The other day, my colleague Mirian Goldenberg took those words out of my mouth. She said that with or without AI, she would continue to write. That’s exactly what I meant. I haven’t done anything else in almost 100 years and it’s hard to let go of old habits. Besides, I don’t know how to do anything else: I’ve never driven a car, I can barely change a light bulb and I don’t even know how to cook pasta. The time I could have spent developing these skills was spent reading people who wrote well and trying to learn from them.

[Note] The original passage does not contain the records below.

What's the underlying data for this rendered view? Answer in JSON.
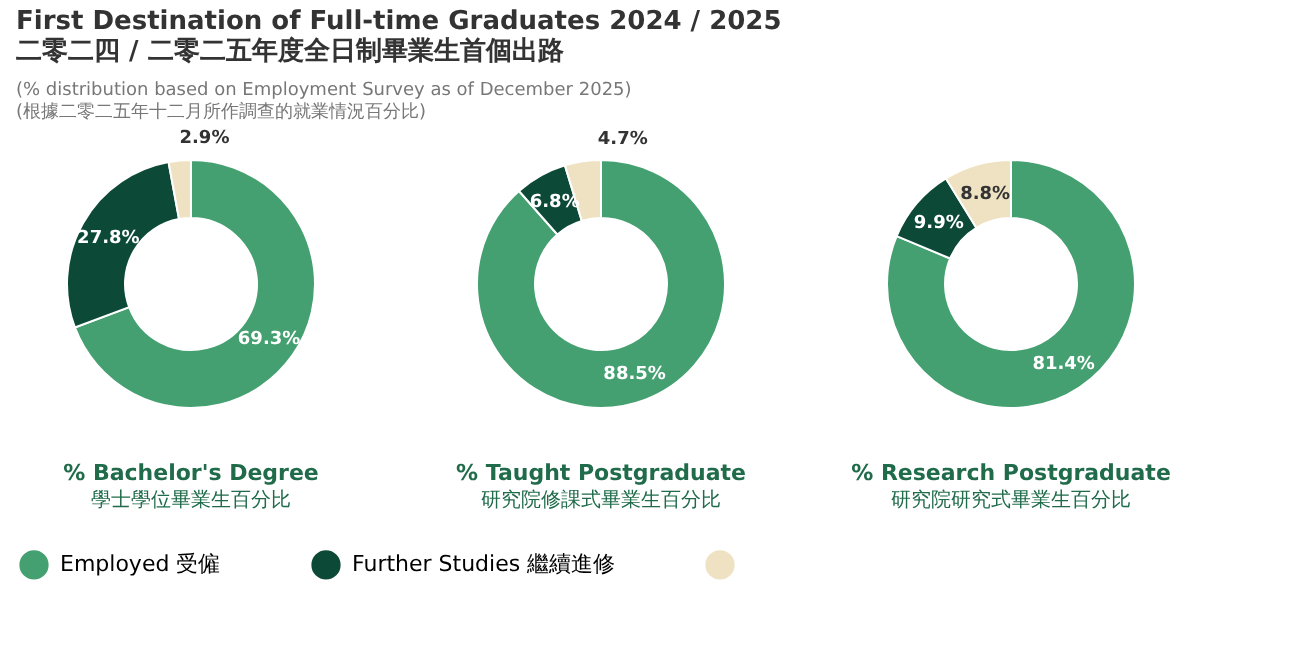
{
  "chart_data": [
    {
      "type": "donut",
      "title": "First Destination of Full-time Graduates 2024 / 2025\n二零二四 / 二零二五年度全日制畢業生首個出路",
      "subtitle": "(% distribution based on Employment Survey as of December 2025)\n(根據二零二五年十二月所作調查的就業情況百分比)",
      "xlabel": "% Bachelor's Degree\n學士學位畢業生百分比",
      "categories": [
        "Employed 受僱",
        "Further Studies 繼續進修",
        null
      ],
      "values": [
        69.3,
        27.8,
        2.9
      ],
      "value_labels": [
        "69.3%",
        "27.8%",
        "2.9%"
      ],
      "colors": [
        "#45a071",
        "#0c4a37",
        "#efe2c2"
      ],
      "legend": "bottom"
    },
    {
      "type": "donut",
      "xlabel": "% Taught Postgraduate\n研究院修課式畢業生百分比",
      "values": [
        88.5,
        6.8,
        4.7
      ],
      "value_labels": [
        "88.5%",
        "6.8%",
        "4.7%"
      ],
      "colors": [
        "#45a071",
        "#0c4a37",
        "#efe2c2"
      ]
    },
    {
      "type": "donut",
      "xlabel": "% Research Postgraduate\n研究院研究式畢業生百分比",
      "values": [
        81.4,
        9.9,
        8.8
      ],
      "value_labels": [
        "81.4%",
        "9.9%",
        "8.8%"
      ],
      "colors": [
        "#45a071",
        "#0c4a37",
        "#efe2c2"
      ]
    }
  ]
}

Just like prehistoric children, I started writing on the walls, not in caves and with a mammoth rib dipped in blood, but in the living room, and with a pencil. Soon I reached the typewriter and, still almost hairless, found myself in a newspaper office. Rio then had 15 daily newspapers, but I was in exactly what I wanted: the heroic Correio da Manhã. It was my introduction to the battle between print and obscurantism, in this case won by the latter. The journal was destroyed by the military regime following AI-5 in 1968, but it would develop in us, its orphans, a thick skin that would serve us forever.
From there, I covered a number of vehicles and, which is not very common in the profession, I am proud to have never created a line that I did not believe in. Of course, I regret a lot of them, but at the time they seemed right to me. I also want to believe that there is consistency between them: I challenge a future researcher to find, in thousands of articles, columns and reports, a compliment to a leader.
Nor will he find in his drawers a single page that he can describe as “unpublished”, unpublished. Poems, therefore, no question: out of respect for the poets I admire, I have never written any in my life. Everything I’ve produced so far has been written to release tomorrow, next week, three months from now, or next year. Everything has a designated destination: newspaper columns, a report for a magazine, a book already planned by the publisher.
The problem, Mirian, will be: what to do in the afterlife?